Just how well did this BPL-003 therapy work for these TRD patients? Consider that over a 29-day evaluation period, it was shown that a single 12 mg dose of this drug was able to reduce depressive symptoms in a statistically significant manner based on a scale known as the Montgomery-Åsberg Depression Rating Scale [MADRS], with a p-value of p=0.0038. The premise is that BPL-003 patients achieved an average decrease score of 11.1 points from baseline, while those on the 0.3 mg comparator group [low dose comparator therapy is used for psychedelic studies as opposed to placebo] only saw a 5.5-point reduction.
Beyond the scope of such a short period of time, it is important to see an effect that is durable and/or long-lasting.
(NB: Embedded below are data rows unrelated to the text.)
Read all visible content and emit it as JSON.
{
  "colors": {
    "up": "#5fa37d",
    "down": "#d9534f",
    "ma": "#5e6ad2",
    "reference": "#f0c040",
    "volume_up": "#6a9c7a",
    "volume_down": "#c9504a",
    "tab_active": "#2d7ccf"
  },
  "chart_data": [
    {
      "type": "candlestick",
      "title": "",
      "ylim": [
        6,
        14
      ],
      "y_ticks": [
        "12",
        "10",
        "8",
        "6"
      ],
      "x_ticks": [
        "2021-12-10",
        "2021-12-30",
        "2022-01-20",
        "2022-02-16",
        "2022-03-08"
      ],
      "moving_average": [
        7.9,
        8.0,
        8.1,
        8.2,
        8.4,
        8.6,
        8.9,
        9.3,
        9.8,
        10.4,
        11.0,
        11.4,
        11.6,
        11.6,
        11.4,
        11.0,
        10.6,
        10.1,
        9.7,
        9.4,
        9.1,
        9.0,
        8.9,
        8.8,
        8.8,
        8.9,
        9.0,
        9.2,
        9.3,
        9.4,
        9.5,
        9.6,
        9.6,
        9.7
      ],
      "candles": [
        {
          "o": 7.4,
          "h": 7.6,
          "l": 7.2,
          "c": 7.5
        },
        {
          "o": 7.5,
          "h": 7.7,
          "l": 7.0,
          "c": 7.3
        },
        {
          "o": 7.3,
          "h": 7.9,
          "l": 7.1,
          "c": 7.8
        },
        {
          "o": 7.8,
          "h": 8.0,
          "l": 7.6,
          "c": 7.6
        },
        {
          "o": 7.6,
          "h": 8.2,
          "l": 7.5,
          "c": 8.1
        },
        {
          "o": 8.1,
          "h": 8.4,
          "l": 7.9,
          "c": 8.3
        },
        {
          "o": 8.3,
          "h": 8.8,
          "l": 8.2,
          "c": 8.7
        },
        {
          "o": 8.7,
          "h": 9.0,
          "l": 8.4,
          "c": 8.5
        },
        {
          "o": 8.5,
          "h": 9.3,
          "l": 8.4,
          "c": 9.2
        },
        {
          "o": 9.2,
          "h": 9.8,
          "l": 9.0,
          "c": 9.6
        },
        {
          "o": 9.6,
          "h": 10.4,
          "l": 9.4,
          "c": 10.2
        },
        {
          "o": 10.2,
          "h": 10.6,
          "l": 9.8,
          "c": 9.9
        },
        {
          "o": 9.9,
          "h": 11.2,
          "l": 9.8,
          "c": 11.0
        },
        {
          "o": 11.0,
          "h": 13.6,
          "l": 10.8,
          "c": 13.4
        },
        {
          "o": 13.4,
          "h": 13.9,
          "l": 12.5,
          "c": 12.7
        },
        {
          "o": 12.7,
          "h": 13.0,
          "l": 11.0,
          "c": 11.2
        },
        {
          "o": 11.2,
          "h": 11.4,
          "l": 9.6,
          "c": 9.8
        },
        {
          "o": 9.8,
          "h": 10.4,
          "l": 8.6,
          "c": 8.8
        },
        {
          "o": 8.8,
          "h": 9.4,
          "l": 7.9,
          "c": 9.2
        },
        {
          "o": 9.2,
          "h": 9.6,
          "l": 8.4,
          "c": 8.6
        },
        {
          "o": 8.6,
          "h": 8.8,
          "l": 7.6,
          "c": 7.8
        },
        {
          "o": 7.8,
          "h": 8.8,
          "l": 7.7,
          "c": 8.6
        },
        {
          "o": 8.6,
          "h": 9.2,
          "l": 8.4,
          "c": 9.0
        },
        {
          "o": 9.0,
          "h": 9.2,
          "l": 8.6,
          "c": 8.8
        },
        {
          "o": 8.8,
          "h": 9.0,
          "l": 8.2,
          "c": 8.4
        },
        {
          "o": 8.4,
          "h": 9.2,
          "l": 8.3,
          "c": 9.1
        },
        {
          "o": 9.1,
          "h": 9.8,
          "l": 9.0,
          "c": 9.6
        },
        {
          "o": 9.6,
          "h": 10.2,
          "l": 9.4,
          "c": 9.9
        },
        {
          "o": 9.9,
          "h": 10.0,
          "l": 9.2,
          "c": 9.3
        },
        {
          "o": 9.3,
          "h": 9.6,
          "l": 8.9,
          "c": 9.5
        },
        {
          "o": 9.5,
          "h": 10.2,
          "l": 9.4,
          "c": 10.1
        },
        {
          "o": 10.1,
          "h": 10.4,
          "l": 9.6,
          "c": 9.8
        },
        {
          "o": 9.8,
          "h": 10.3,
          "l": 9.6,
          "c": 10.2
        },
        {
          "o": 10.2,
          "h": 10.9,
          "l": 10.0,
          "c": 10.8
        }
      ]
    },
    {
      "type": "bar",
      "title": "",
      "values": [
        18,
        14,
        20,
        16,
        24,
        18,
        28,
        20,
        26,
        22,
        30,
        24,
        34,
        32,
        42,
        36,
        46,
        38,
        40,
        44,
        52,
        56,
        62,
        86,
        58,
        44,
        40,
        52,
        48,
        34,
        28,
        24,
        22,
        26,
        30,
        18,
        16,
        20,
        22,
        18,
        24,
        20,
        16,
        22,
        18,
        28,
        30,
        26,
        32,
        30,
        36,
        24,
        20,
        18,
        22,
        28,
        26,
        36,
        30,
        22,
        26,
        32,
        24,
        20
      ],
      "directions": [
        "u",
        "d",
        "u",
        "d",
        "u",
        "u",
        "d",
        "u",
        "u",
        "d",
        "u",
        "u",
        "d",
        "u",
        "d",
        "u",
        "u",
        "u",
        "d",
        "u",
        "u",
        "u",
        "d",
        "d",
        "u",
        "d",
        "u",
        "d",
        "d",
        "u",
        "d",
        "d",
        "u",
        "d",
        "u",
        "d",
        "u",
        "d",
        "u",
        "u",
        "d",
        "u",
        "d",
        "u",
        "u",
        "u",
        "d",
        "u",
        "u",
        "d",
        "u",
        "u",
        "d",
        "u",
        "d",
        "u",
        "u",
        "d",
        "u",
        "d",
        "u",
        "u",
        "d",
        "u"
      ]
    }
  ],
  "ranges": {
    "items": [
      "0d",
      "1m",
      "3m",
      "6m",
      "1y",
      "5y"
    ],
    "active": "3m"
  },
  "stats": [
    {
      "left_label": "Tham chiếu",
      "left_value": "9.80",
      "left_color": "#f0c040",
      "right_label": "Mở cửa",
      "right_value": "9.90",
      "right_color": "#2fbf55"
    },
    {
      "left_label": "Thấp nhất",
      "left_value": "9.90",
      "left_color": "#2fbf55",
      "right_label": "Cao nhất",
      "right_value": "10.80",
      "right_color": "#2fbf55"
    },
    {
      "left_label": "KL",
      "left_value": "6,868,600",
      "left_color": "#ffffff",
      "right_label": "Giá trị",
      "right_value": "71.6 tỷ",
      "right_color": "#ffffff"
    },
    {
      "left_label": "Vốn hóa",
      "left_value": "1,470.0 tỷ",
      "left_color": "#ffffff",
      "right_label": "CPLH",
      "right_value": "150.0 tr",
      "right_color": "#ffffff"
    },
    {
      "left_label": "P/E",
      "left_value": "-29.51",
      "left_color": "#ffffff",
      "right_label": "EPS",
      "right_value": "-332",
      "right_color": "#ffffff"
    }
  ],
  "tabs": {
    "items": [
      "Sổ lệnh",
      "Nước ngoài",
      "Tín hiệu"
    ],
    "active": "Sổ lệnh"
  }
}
That’s exactly what was shown with this very same released data. Both the 8 mg and 12 mg doses of BPL-003 were able to maintain statistical significance in terms of MADRS all the way to 8 weeks. On top of a majority of patients seeing such an effect as early as the first day.
The terms of the buyout for $2.8 billion correspond to $6.75 per share in cash. The reason why this is important is because there is another $1 billion, or $2.50 per share in cash, that is being tied to a contingent value right [CVR]. What this means is that in order for shareholders to receive this CVR, there have to be specific development and regulatory milestones met with respect to BPL-003, along with VLS-01.
Speaking of VLS-01, I believe this is another reason why AtaiBeckley was likely acquired. It is because this other drug, which is oral buccal film DMT, is in the process of being evaluated in the phase 2b Elumina trial for TRD patients. Thus, the point here is that this offers another way that Eli Lilly could possibly capitalize on the TRD market. In other words, it acts as another shot on goal. Investors won’t have to wait long to see data from this mid-stage study using VLS-01 for TRD patients. That’s because topline results from the Elumina study are expected to be released in Q4 of 2026.
The truth is that VLS-01 might be the huge bonus for Eli Lilly. Why do I say that? It is because not only was there a plan to initiate a phase 3 study program using this other psychedelic drug to treat patients with major depressive disorder [MDD], but there was also a thought process of advancing it for the treatment of patients with generalized anxiety disorder [GAD] as well.
With receiving approval of AtaiBeckley stockholders and other customary closing conditions, this acquisition is expected to be completed in Q3 of 2026. The development pipeline for AtaiBeckley goes deeper. It even was in the process of developing an oral formulation of R-MDMA, EMP-01, for the treatment of patients with social anxiety disorder [SAD]. It released positive top-line results from a phase 2 study using this drug to treat these patients.
Although early, there were encouraging signals relating to secondary endpoints for EMP-01 treating these SAD patients. The hope is that something can happen with this program to help these patients. That’s because there have been no advancements in pharmacological treatments in over 20 years.